Anadarko Petroleum Corp. announced it would sell substantially all of its remaining midstream assets for US$4.015 billion to Western Gas Partners (WES).

At the same time, WES announced it has entered into a merger agreement with Western Gas Equity Partners LP, with the goal of simplifying its midstream structure. The sale is expected to close in the first quarter of 2019, concurrently with the closing of the merger.

“The size of this asset sale, along with the clear benefits of the simplification transaction, highlights the tremendous value of Anadarko’s midstream business,” said Al Walker, Anadarko Chairman, President and CEO. “This will enhance the read-through value of Anadarko’s midstream ownership through increased liquidity and a less complex structure. Further, it supports our durable strategy of returning value to Anadarko’s shareholders, as we expect to continue prioritizing the use of cash and free cash flow to repurchase shares, reduce debt, and increase the dividend over time.”
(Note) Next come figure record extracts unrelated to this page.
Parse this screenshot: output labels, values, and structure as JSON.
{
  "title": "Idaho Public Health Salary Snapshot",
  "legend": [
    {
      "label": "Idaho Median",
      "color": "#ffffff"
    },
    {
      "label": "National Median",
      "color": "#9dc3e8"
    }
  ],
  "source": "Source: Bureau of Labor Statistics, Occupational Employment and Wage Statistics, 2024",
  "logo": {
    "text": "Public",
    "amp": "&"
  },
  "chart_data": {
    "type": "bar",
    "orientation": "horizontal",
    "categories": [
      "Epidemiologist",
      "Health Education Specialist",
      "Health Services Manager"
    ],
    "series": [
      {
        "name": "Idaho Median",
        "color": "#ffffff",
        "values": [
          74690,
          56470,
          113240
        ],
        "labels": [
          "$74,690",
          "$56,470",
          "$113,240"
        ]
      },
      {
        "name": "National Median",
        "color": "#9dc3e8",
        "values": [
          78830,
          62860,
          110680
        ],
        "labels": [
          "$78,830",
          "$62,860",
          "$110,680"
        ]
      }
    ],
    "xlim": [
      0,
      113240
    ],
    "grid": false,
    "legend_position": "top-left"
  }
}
Under the terms of the asset sale transaction, WES will acquire substantially all of Anadarko’s remaining midstream assets, which are largely associated with Anadarko’s two U.S. onshore oil plays in the Delaware and DJ basins. The acquired assets include DBM Oil Services (100% interest), APC Water Holdings (100% interest), the Bone Spring Gas Plant (50% non-operated interest), and the MiVida Gas Plant (50% non-operated interest) in the Delaware Basin of West Texas. In the DJ Basin of northeast Colorado, WES will acquire Anadarko’s 100% interest in both the DJ Basin Oil System and the Wattenberg Plant. Additional Anadarko midstream assets to be acquired by WES include equity stakes in the Saddlehorn Pipeline (20% non-operated interest), the Panola Pipeline (15% non-operated interest), and the Wamsutter Pipeline (100% interest).

Under the terms of their merger transaction, WGP will acquire all of the outstanding publicly held common units of WES and substantially all of the WES common units owned by Anadarko in a unit-for-unit, tax-free exchange. WES will survive as a partnership with no publicly traded equity, owned 98% by WGP and 2% by Anadarko. WES will remain the borrower for all existing debt and future issuances and the owner of all operating assets and equity investments.

Barclays Capital Inc. acted as financial and structuring advisor to Anadarko, WES and WGP. Goldman Sachs & Co. LLC acted as financial advisor to the Anadarko board of directors. Vinson & Elkins L.L.P. served as transaction counsel to Anadarko, WES and WGP.